Lately I have been considering how my spells in my game would appear if there was a noticeable amount of latency for client-server communication. There are different techniques, but I am looking for advice on which would be considered the best for UX.

I have a serverside script for managing the tool:

--Server
Event.OnServerEvent:Connect(function(Player, ...)
    local Char = Player.Character
    if not Char then return end
    local Tool = Char:FindFirstChildOfClass("Tool")
    if not Tool or not Tool.Enabled then return end
    local Humanoid = Char:FindFirstChildOfClass("Humanoid")
    if not (Humanoid and Humanoid.Health > 0) then return end
    local Name = Tool.Name
    local Func = ToolRegistry[Name]
    if not Func then return end
    Tool.Enabled = false
    Func(Player, Char, Tool, Humanoid) -- Yields for the cooldown period of the item
    Tool.Enabled = true
end)

One of them is playing the animation immediately if the client determines that the spell can be cast, and then disabling the spell on the client side. I would use the Tool.Enabled property to determine this. This system would do something like this:

-- Client
Tool.Activated:Connect(function()
    if not Tool.Enabled then return end
    Tool.Enabled = false
    Animation:Play()
    Event:FireServer()
end)

The issue is if for whatever reason the server denies the request before reenabling the tool which would replicate a Tool.Enabled = true to the client, the tool will be disabled forever. If I skip the Tool.Enabled = false line on the client, then if a client clicks multiple times before the fact of the server disabling the tool gets replicated, then more events are fired than need to be, using more bandwidth, and the animations are played multiple times.
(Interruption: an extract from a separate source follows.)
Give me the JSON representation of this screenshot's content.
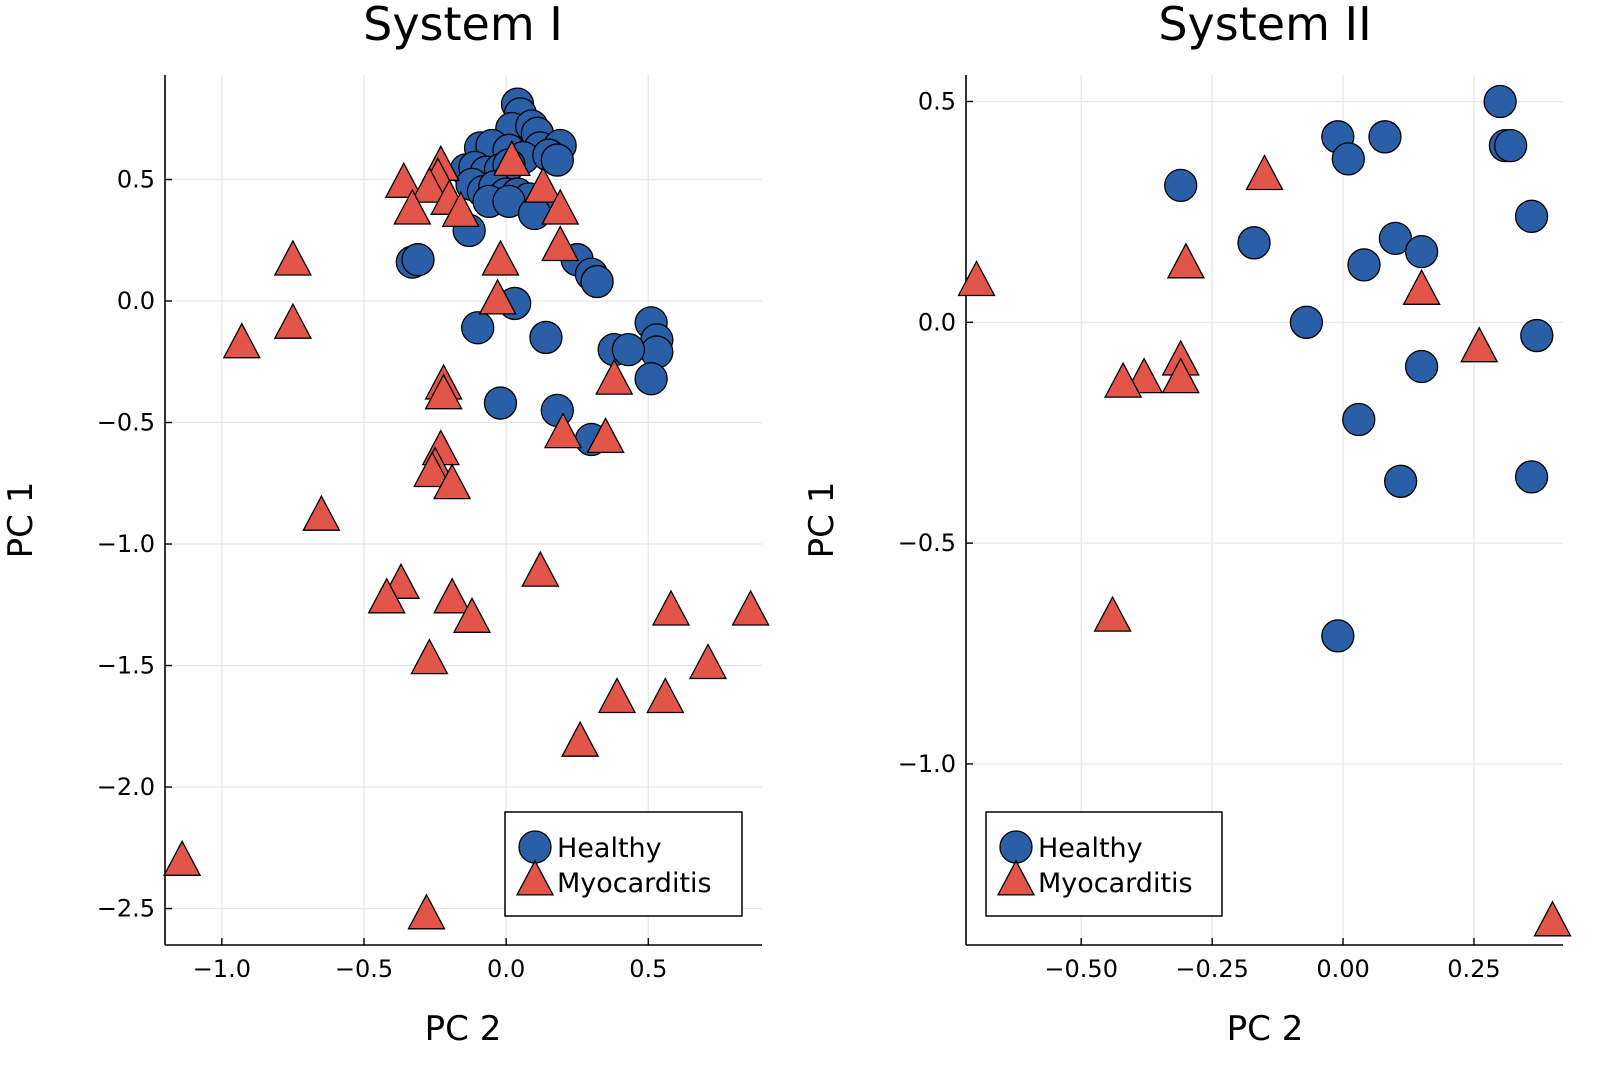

And if there is significant lag, the animation and the effect are out of sync.

However, if I take a different approach:

Tool.Activated:Connect(function()
    Event:FireServer()
end)
Tool:GetPropertyChangedSignal("Enabled"):Connect(function()
    if Tool.Enabled then return end
    Animation:Play()
end)

The issue is the ‘input lag’ which is supposedly very bad for UX. The client will click and will not know anything has happened at all until the server responds.
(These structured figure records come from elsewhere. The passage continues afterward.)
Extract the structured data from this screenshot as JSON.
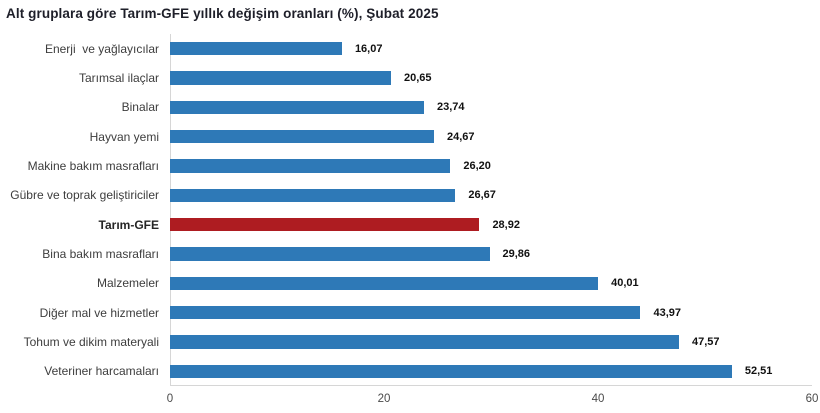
{
  "title": "Alt gruplara göre Tarım-GFE yıllık değişim oranları (%), Şubat 2025",
  "chart_data": {
    "type": "bar",
    "orientation": "horizontal",
    "title": "Alt gruplara göre Tarım-GFE yıllık değişim oranları (%), Şubat 2025",
    "categories": [
      "Enerji  ve yağlayıcılar",
      "Tarımsal ilaçlar",
      "Binalar",
      "Hayvan yemi",
      "Makine bakım masrafları",
      "Gübre ve toprak geliştiriciler",
      "Tarım-GFE",
      "Bina bakım masrafları",
      "Malzemeler",
      "Diğer mal ve hizmetler",
      "Tohum ve dikim materyali",
      "Veteriner harcamaları"
    ],
    "values": [
      16.07,
      20.65,
      23.74,
      24.67,
      26.2,
      26.67,
      28.92,
      29.86,
      40.01,
      43.97,
      47.57,
      52.51
    ],
    "value_labels": [
      "16,07",
      "20,65",
      "23,74",
      "24,67",
      "26,20",
      "26,67",
      "28,92",
      "29,86",
      "40,01",
      "43,97",
      "47,57",
      "52,51"
    ],
    "highlight_index": 6,
    "highlight_category": "Tarım-GFE",
    "bar_color": "#2e79b7",
    "highlight_color": "#ae1c21",
    "axis_line_color": "#d6d6d6",
    "xlabel": "",
    "ylabel": "",
    "xlim": [
      0,
      60
    ],
    "x_ticks": [
      "0",
      "20",
      "40",
      "60"
    ],
    "grid": "off",
    "legend": "none"
  }
}
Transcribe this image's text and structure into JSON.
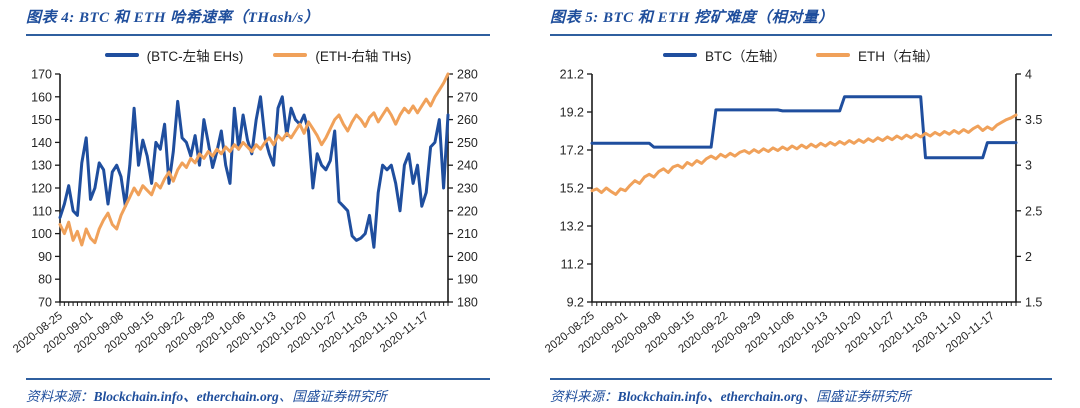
{
  "colors": {
    "accent_blue": "#1F4E9C",
    "rule_blue": "#2F5F9F",
    "btc_line": "#1F4E9E",
    "eth_line": "#F0A15A",
    "axis_text": "#262626"
  },
  "figures": [
    {
      "title": "图表 4: BTC 和 ETH 哈希速率（THash/s）",
      "source": {
        "label": "资料来源：",
        "sites": "Blockchain.info、etherchain.org",
        "suffix": "、国盛证券研究所"
      }
    },
    {
      "title": "图表 5: BTC 和 ETH 挖矿难度（相对量）",
      "source": {
        "label": "资料来源：",
        "sites": "Blockchain.info、etherchain.org",
        "suffix": "、国盛证券研究所"
      }
    }
  ],
  "chart_data": [
    {
      "type": "line",
      "title": "BTC 和 ETH 哈希速率（THash/s）",
      "grid": false,
      "legend_position": "top",
      "x_start": "2020-08-25",
      "x_end": "2020-11-22",
      "x_tick_labels": [
        "2020-08-25",
        "2020-09-01",
        "2020-09-08",
        "2020-09-15",
        "2020-09-22",
        "2020-09-29",
        "2020-10-06",
        "2020-10-13",
        "2020-10-20",
        "2020-10-27",
        "2020-11-03",
        "2020-11-10",
        "2020-11-17"
      ],
      "left_axis": {
        "min": 70,
        "max": 170,
        "step": 10,
        "ticks": [
          "170",
          "160",
          "150",
          "140",
          "130",
          "120",
          "110",
          "100",
          "90",
          "80",
          "70"
        ]
      },
      "right_axis": {
        "min": 180,
        "max": 280,
        "step": 10,
        "ticks": [
          "280",
          "270",
          "260",
          "250",
          "240",
          "230",
          "220",
          "210",
          "200",
          "190",
          "180"
        ]
      },
      "series": [
        {
          "name": "(BTC-左轴 EHs)",
          "axis": "left",
          "color": "#1F4E9E",
          "values": [
            107,
            113,
            121,
            110,
            108,
            131,
            142,
            115,
            120,
            131,
            128,
            113,
            127,
            130,
            125,
            112,
            130,
            155,
            130,
            141,
            134,
            122,
            140,
            137,
            148,
            122,
            136,
            158,
            142,
            140,
            134,
            143,
            130,
            150,
            140,
            129,
            136,
            145,
            130,
            122,
            155,
            137,
            152,
            141,
            135,
            150,
            160,
            142,
            135,
            130,
            155,
            160,
            143,
            155,
            150,
            148,
            152,
            145,
            120,
            135,
            130,
            128,
            132,
            145,
            114,
            112,
            110,
            99,
            97,
            98,
            100,
            108,
            94,
            118,
            130,
            128,
            130,
            122,
            110,
            130,
            135,
            122,
            130,
            112,
            118,
            138,
            140,
            150,
            120,
            152
          ]
        },
        {
          "name": "(ETH-右轴 THs)",
          "axis": "right",
          "color": "#F0A15A",
          "values": [
            214,
            210,
            215,
            207,
            211,
            205,
            212,
            208,
            206,
            212,
            216,
            219,
            214,
            212,
            218,
            222,
            226,
            230,
            227,
            231,
            229,
            227,
            232,
            230,
            234,
            237,
            233,
            238,
            241,
            239,
            243,
            241,
            245,
            243,
            246,
            244,
            247,
            245,
            248,
            246,
            249,
            247,
            250,
            248,
            246,
            249,
            247,
            250,
            252,
            249,
            253,
            251,
            254,
            252,
            255,
            258,
            254,
            259,
            256,
            253,
            249,
            252,
            256,
            260,
            262,
            258,
            255,
            259,
            262,
            260,
            257,
            261,
            263,
            259,
            262,
            265,
            262,
            258,
            262,
            265,
            263,
            266,
            263,
            266,
            269,
            266,
            270,
            273,
            276,
            280
          ]
        }
      ]
    },
    {
      "type": "line",
      "title": "BTC 和 ETH 挖矿难度（相对量）",
      "grid": false,
      "legend_position": "top",
      "x_start": "2020-08-25",
      "x_end": "2020-11-22",
      "x_tick_labels": [
        "2020-08-25",
        "2020-09-01",
        "2020-09-08",
        "2020-09-15",
        "2020-09-22",
        "2020-09-29",
        "2020-10-06",
        "2020-10-13",
        "2020-10-20",
        "2020-10-27",
        "2020-11-03",
        "2020-11-10",
        "2020-11-17"
      ],
      "left_axis": {
        "min": 9.2,
        "max": 21.2,
        "step": 2,
        "ticks": [
          "21.2",
          "19.2",
          "17.2",
          "15.2",
          "13.2",
          "11.2",
          "9.2"
        ]
      },
      "right_axis": {
        "min": 1.5,
        "max": 4,
        "step": 0.5,
        "ticks": [
          "4",
          "3.5",
          "3",
          "2.5",
          "2",
          "1.5"
        ]
      },
      "series": [
        {
          "name": "BTC（左轴）",
          "axis": "left",
          "color": "#1F4E9E",
          "values": [
            17.56,
            17.56,
            17.56,
            17.56,
            17.56,
            17.56,
            17.56,
            17.56,
            17.56,
            17.56,
            17.56,
            17.56,
            17.56,
            17.35,
            17.35,
            17.35,
            17.35,
            17.35,
            17.35,
            17.35,
            17.35,
            17.35,
            17.35,
            17.35,
            17.35,
            17.35,
            19.31,
            19.31,
            19.31,
            19.31,
            19.31,
            19.31,
            19.31,
            19.31,
            19.31,
            19.31,
            19.31,
            19.31,
            19.31,
            19.31,
            19.26,
            19.26,
            19.26,
            19.26,
            19.26,
            19.26,
            19.26,
            19.26,
            19.26,
            19.26,
            19.26,
            19.26,
            19.26,
            20.0,
            20.0,
            20.0,
            20.0,
            20.0,
            20.0,
            20.0,
            20.0,
            20.0,
            20.0,
            20.0,
            20.0,
            20.0,
            20.0,
            20.0,
            20.0,
            20.0,
            16.79,
            16.79,
            16.79,
            16.79,
            16.79,
            16.79,
            16.79,
            16.79,
            16.79,
            16.79,
            16.79,
            16.79,
            16.79,
            17.59,
            17.59,
            17.59,
            17.59,
            17.59,
            17.59,
            17.59
          ]
        },
        {
          "name": "ETH（右轴）",
          "axis": "right",
          "color": "#F0A15A",
          "values": [
            2.72,
            2.74,
            2.7,
            2.75,
            2.71,
            2.68,
            2.74,
            2.72,
            2.78,
            2.83,
            2.8,
            2.87,
            2.9,
            2.87,
            2.93,
            2.96,
            2.92,
            2.98,
            3.0,
            2.97,
            3.03,
            3.0,
            3.05,
            3.02,
            3.07,
            3.1,
            3.07,
            3.12,
            3.09,
            3.13,
            3.1,
            3.14,
            3.16,
            3.13,
            3.17,
            3.14,
            3.18,
            3.15,
            3.19,
            3.16,
            3.2,
            3.17,
            3.21,
            3.18,
            3.22,
            3.19,
            3.23,
            3.2,
            3.24,
            3.21,
            3.25,
            3.22,
            3.26,
            3.23,
            3.27,
            3.24,
            3.28,
            3.25,
            3.29,
            3.26,
            3.3,
            3.27,
            3.31,
            3.28,
            3.32,
            3.29,
            3.33,
            3.3,
            3.34,
            3.31,
            3.35,
            3.32,
            3.36,
            3.33,
            3.37,
            3.34,
            3.38,
            3.35,
            3.39,
            3.36,
            3.4,
            3.43,
            3.38,
            3.42,
            3.39,
            3.44,
            3.47,
            3.5,
            3.52,
            3.55
          ]
        }
      ]
    }
  ]
}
What are your thoughts on this for maximum UX?

Perhaps on the client once the tool is activated the name can change to {Tool.Name} (Pending) or {Tool.Name} (Charging) or similar, and be reset back to the original once the Enabled property replicates back to true.
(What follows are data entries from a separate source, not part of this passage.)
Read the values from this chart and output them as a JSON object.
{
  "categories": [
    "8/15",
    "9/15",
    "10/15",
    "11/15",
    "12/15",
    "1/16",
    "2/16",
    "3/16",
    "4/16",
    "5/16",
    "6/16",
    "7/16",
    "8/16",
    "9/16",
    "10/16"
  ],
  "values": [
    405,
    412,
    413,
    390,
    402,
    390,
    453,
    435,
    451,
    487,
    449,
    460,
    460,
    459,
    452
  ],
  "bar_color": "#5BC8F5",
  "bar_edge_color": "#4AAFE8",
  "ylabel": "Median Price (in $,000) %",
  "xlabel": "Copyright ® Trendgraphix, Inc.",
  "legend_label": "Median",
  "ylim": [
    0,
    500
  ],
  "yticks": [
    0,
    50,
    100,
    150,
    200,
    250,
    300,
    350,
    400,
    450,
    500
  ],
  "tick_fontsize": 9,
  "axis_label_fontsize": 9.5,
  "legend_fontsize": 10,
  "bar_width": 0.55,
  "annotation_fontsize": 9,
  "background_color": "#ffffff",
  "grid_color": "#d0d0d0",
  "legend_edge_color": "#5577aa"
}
Something I do is look to other games for inspiration as to how to tackle the problems. What Elemental Battlegrounds seems to do is start playing the special effect associated with the spell and finish playing it once the spell has been performed on the server and notifies the client that had happened. But that would be too complicated to implement for something that should be so simple. Like I would have to play the special effect on the local client, and then from the server fire all clients except for the user who activated it, instead of just using FireAllClients() and calling it a day.

I am looking for a solution that is reasonably good for UX but is not too complicated to implement.